I like to order my predictors to easily identify the categories that were the strongest predictors. To do this, I use feature performance scores. Feature importance scores reveal which variables your model relies on most when making predictions, calculated by tracking how much each feature improves the model’s ability to separate survivors from non-survivors across all decision trees.

These percentages show relative importance within your specific model, helping you understand which patterns the algorithm learned were most valuable for predicting Titanic survival. For example, “Sex” has a 49% importance score. That means gender drives nearly half of the model’s predictions. Removing this feature would significantly reduce the accuracy of the model.

You can think of predictors like ingredients in a recipe. If you’re making chocolate chip cookies, chocolate chips might be 49% important (without them, they’re just sugar cookies!), while vanilla extract (like a passenger’s age group) might only be 2% important (you’d barely notice if it was missing).

Measurement as a Conversation Starter

By making models understandable, data scientists and AI engineers are able to create a shared language for discussing model performance. When stakeholders understand that the optimal threshold of 0.26 represents “the best balance point where the model correctly identifies the most actual survivors while minimizing false positives,” they can engage in meaningful discussions about trade-offs.
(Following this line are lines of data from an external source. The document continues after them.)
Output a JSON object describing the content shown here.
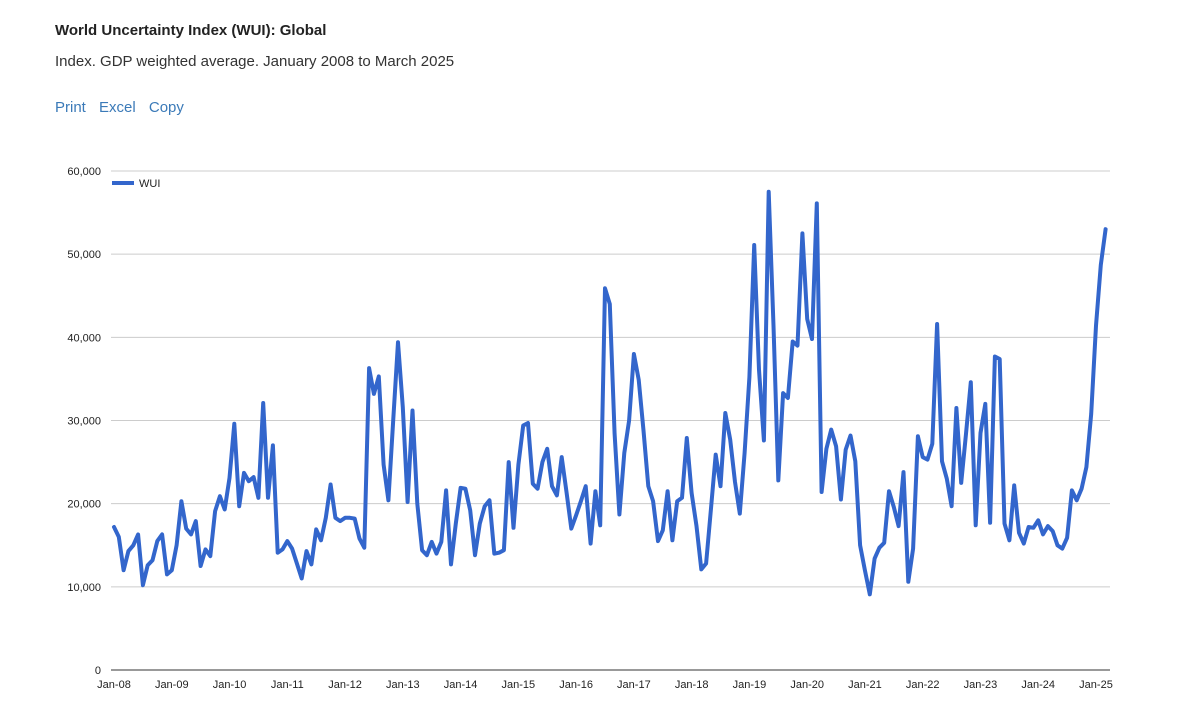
{
  "header": {
    "title": "World Uncertainty Index (WUI): Global",
    "subtitle": "Index. GDP weighted average. January 2008 to March 2025"
  },
  "toolbar": {
    "print": "Print",
    "excel": "Excel",
    "copy": "Copy"
  },
  "colors": {
    "series": "#3366cc",
    "grid": "#cccccc",
    "link": "#3b7ab8"
  },
  "chart_data": {
    "type": "line",
    "title": "World Uncertainty Index (WUI): Global",
    "subtitle": "Index. GDP weighted average. January 2008 to March 2025",
    "xlabel": "",
    "ylabel": "",
    "x_start": "2008-01",
    "frequency": "monthly",
    "ylim": [
      0,
      60000
    ],
    "yticks": [
      "0",
      "10,000",
      "20,000",
      "30,000",
      "40,000",
      "50,000",
      "60,000"
    ],
    "xticks": [
      "Jan-08",
      "Jan-09",
      "Jan-10",
      "Jan-11",
      "Jan-12",
      "Jan-13",
      "Jan-14",
      "Jan-15",
      "Jan-16",
      "Jan-17",
      "Jan-18",
      "Jan-19",
      "Jan-20",
      "Jan-21",
      "Jan-22",
      "Jan-23",
      "Jan-24",
      "Jan-25"
    ],
    "legend": {
      "position": "top-left",
      "entries": [
        "WUI"
      ]
    },
    "grid": true,
    "series": [
      {
        "name": "WUI",
        "values": [
          17200,
          16000,
          12000,
          14300,
          15000,
          16300,
          10200,
          12600,
          13200,
          15500,
          16300,
          11500,
          12000,
          15000,
          20300,
          17000,
          16300,
          17900,
          12500,
          14500,
          13700,
          19100,
          20900,
          19300,
          23100,
          29600,
          19700,
          23700,
          22700,
          23200,
          20700,
          32100,
          20700,
          27000,
          14100,
          14500,
          15500,
          14600,
          12800,
          11000,
          14300,
          12700,
          16900,
          15600,
          18300,
          22300,
          18300,
          17900,
          18300,
          18300,
          18200,
          15800,
          14700,
          36300,
          33200,
          35300,
          24700,
          20400,
          30000,
          39400,
          31600,
          20200,
          31200,
          20000,
          14400,
          13800,
          15400,
          14000,
          15400,
          21600,
          12700,
          17600,
          21900,
          21800,
          19200,
          13800,
          17600,
          19700,
          20400,
          14000,
          14100,
          14400,
          25000,
          17100,
          24700,
          29400,
          29700,
          22400,
          21800,
          25000,
          26600,
          22100,
          21000,
          25600,
          21400,
          17000,
          18600,
          20300,
          22100,
          15200,
          21500,
          17400,
          45900,
          44000,
          28400,
          18700,
          26100,
          30000,
          38000,
          34900,
          28800,
          22100,
          20300,
          15500,
          16800,
          21500,
          15600,
          20300,
          20700,
          27900,
          21300,
          17300,
          12100,
          12800,
          19300,
          25900,
          22100,
          30900,
          27700,
          22600,
          18800,
          26100,
          35200,
          51100,
          36100,
          27600,
          57500,
          41400,
          22800,
          33300,
          32700,
          39500,
          39000,
          52500,
          42200,
          39800,
          56100,
          21400,
          26600,
          28900,
          26900,
          20500,
          26500,
          28200,
          25100,
          15000,
          12000,
          9100,
          13400,
          14700,
          15300,
          21500,
          19600,
          17300,
          23800,
          10600,
          14600,
          28100,
          25600,
          25300,
          27200,
          41600,
          25100,
          23000,
          19700,
          31500,
          22500,
          28400,
          34600,
          17400,
          28500,
          32000,
          17700,
          37700,
          37400,
          17600,
          15600,
          22200,
          16500,
          15200,
          17200,
          17100,
          18000,
          16300,
          17300,
          16700,
          15000,
          14600,
          15900,
          21600,
          20400,
          21800,
          24400,
          30800,
          41400,
          48700,
          53000
        ]
      }
    ]
  }
}
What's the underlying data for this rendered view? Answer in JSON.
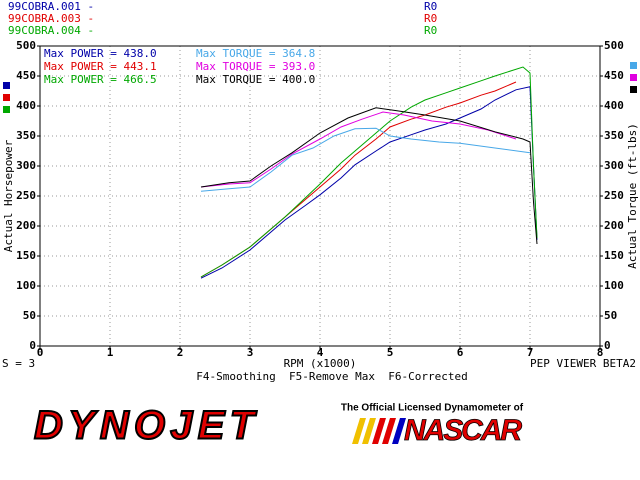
{
  "chart_data": {
    "type": "line",
    "files": [
      {
        "name": "99COBRA.001 -",
        "run": "R0",
        "color": "#0000a8"
      },
      {
        "name": "99COBRA.003 -",
        "run": "R0",
        "color": "#e00000"
      },
      {
        "name": "99COBRA.004 -",
        "run": "R0",
        "color": "#00a800"
      }
    ],
    "y_label": "Actual Horsepower",
    "y2_label": "Actual Torque (ft-lbs)",
    "x_label": "RPM (x1000)",
    "xlim": [
      0,
      8
    ],
    "xticks": [
      0,
      1,
      2,
      3,
      4,
      5,
      6,
      7,
      8
    ],
    "ylim": [
      0,
      500
    ],
    "yticks": [
      0,
      50,
      100,
      150,
      200,
      250,
      300,
      350,
      400,
      450,
      500
    ],
    "y2lim": [
      0,
      500
    ],
    "y2ticks": [
      0,
      50,
      100,
      150,
      200,
      250,
      300,
      350,
      400,
      450,
      500
    ],
    "grid": true,
    "series": [
      {
        "name": "Max POWER = 438.0",
        "color": "#0000a8",
        "axis": "y",
        "x": [
          2.3,
          2.6,
          3.0,
          3.3,
          3.5,
          3.8,
          4.0,
          4.3,
          4.5,
          4.8,
          5.0,
          5.3,
          5.5,
          5.8,
          6.0,
          6.3,
          6.5,
          6.8,
          7.0,
          7.05,
          7.1
        ],
        "values": [
          113,
          130,
          160,
          190,
          210,
          235,
          252,
          280,
          302,
          325,
          340,
          352,
          360,
          370,
          380,
          395,
          410,
          427,
          432,
          300,
          177
        ]
      },
      {
        "name": "Max POWER = 443.1",
        "color": "#e00000",
        "axis": "y",
        "x": [
          2.3,
          2.6,
          3.0,
          3.3,
          3.5,
          3.8,
          4.0,
          4.3,
          4.5,
          4.8,
          5.0,
          5.3,
          5.5,
          5.8,
          6.0,
          6.3,
          6.5,
          6.8
        ],
        "values": [
          115,
          135,
          165,
          195,
          215,
          245,
          265,
          295,
          318,
          345,
          365,
          378,
          385,
          398,
          405,
          418,
          425,
          440
        ]
      },
      {
        "name": "Max POWER = 466.5",
        "color": "#00a800",
        "axis": "y",
        "x": [
          2.3,
          2.6,
          3.0,
          3.3,
          3.5,
          3.8,
          4.0,
          4.3,
          4.5,
          4.8,
          5.0,
          5.3,
          5.5,
          5.8,
          6.0,
          6.3,
          6.5,
          6.9,
          7.0,
          7.05,
          7.1
        ],
        "values": [
          115,
          135,
          165,
          195,
          215,
          248,
          270,
          305,
          325,
          355,
          375,
          398,
          410,
          422,
          430,
          442,
          450,
          465,
          455,
          300,
          180
        ]
      },
      {
        "name": "Max TORQUE = 364.8",
        "color": "#48a8e8",
        "axis": "y2",
        "x": [
          2.3,
          2.7,
          3.0,
          3.3,
          3.6,
          3.9,
          4.2,
          4.5,
          4.8,
          5.0,
          5.3,
          5.7,
          6.0,
          6.5,
          7.0
        ],
        "values": [
          258,
          262,
          265,
          290,
          318,
          330,
          350,
          362,
          363,
          350,
          345,
          340,
          338,
          330,
          322
        ]
      },
      {
        "name": "Max TORQUE = 393.0",
        "color": "#e000e0",
        "axis": "y2",
        "x": [
          2.3,
          2.7,
          3.0,
          3.3,
          3.6,
          4.0,
          4.3,
          4.6,
          4.9,
          5.2,
          5.6,
          6.0,
          6.4,
          6.8
        ],
        "values": [
          265,
          270,
          272,
          295,
          320,
          345,
          365,
          378,
          390,
          385,
          375,
          370,
          360,
          345
        ]
      },
      {
        "name": "Max TORQUE = 400.0",
        "color": "#000000",
        "axis": "y2",
        "x": [
          2.3,
          2.7,
          3.0,
          3.3,
          3.6,
          4.0,
          4.4,
          4.8,
          5.1,
          5.5,
          6.0,
          6.5,
          6.9,
          7.0,
          7.05,
          7.1
        ],
        "values": [
          265,
          272,
          275,
          300,
          322,
          355,
          380,
          397,
          392,
          385,
          375,
          357,
          345,
          340,
          240,
          170
        ]
      }
    ],
    "status_left": "S = 3",
    "status_right": "PEP VIEWER BETA2",
    "function_keys": "F4-Smoothing  F5-Remove Max  F6-Corrected",
    "brand": "DYNOJET",
    "tagline": "The Official Licensed Dynamometer of",
    "partner": "NASCAR"
  }
}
Should we prioritize catching all survivors (high recall) at the cost of more false alarms? Or should we minimize false hope (high precision) even if it means missing some survivors?

The Titanic dataset may be about a disaster from 1912, but the lessons about making AI accessible and understandable are thoroughly modern. In a world where AI is increasingly making critical decisions (an issue I pump the breaks on in this post), the ability to explain those decisions is essential for building systems that people can trust and rely on.

I may be optimistic (guilty 🙋‍♀️), but I believe that empowering decision-makers could go a long way toward preventing AI projects from suffering from misaligned business goals and underwhelming profit margins.